Bully, die in de stoel van de copiloot zat, bracht een verbinding tot stand met het fictiefzender-station. 'FZ gebruiksklaar?' 'Ja, sir!'
'Okay, zet je maar schrap, want straks krijg je meer te doen dan je lief is!'
Atlan voelde zich toeschouwer. 'Barbaren . . .,' zei hij meer dan eens, hardop denkend. 'Terranen . . .' Hij kon ze alleen maar bewonderen. Uit de ruimte kwam een Arkon-vloot van meer dan tweeduizend schepen met donderend geweld op hen af, maar deze mensen, die enkele sterrenseconden geleden nog in het Stenen Tijdperk hadden geleefd, deden net alsof het hanteren van zo'n grote overmacht dagelijks werk voor ze was.

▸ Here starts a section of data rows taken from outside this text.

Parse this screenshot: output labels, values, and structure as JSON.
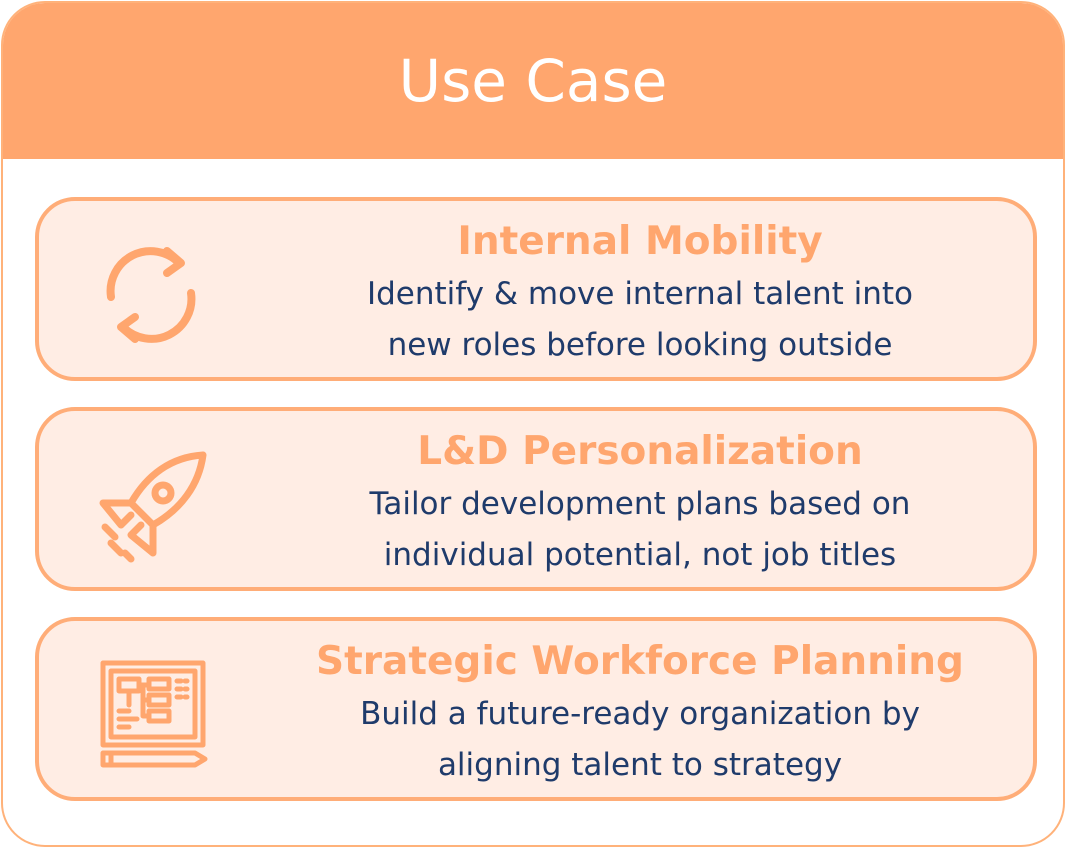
{
  "header": {
    "title": "Use Case"
  },
  "colors": {
    "accent": "#ffa66e",
    "panel_bg": "#ffede4",
    "text_dark": "#1f3b6b",
    "border": "#ffad78"
  },
  "items": [
    {
      "title": "Internal Mobility",
      "desc_line1": "Identify & move internal talent into",
      "desc_line2": "new roles before looking outside",
      "icon": "refresh-cycle-icon"
    },
    {
      "title": "L&D Personalization",
      "desc_line1": "Tailor development plans based on",
      "desc_line2": "individual potential, not job titles",
      "icon": "rocket-icon"
    },
    {
      "title": "Strategic Workforce Planning",
      "desc_line1": "Build a future-ready organization by",
      "desc_line2": "aligning talent to strategy",
      "icon": "blueprint-plan-icon"
    }
  ]
}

'Dikke, doet je duim geen pijn meer?' kon Atlan niet nalaten te vragen.
Een salvo uit de thermo-geschutkoepels van de Kublai Khan kletterde waarschuwend tegen de rompen van de Topsid-schepen. Het superslagschip verroerde zich nauwelijks en vuurde na een korte pauze het tweede salvo af.
Op het grote panoramascherm van de Kublai Khan waren de Topsid-ruimteschepen al als glinsterende puntjes te zien. De schepen, die al bij de strijd in de Wega-sector een gebrek aan versnellingvermogen en wendbaarheid hadden vertoond, bleken nog steeds aan hetzelfde euvel te lijden.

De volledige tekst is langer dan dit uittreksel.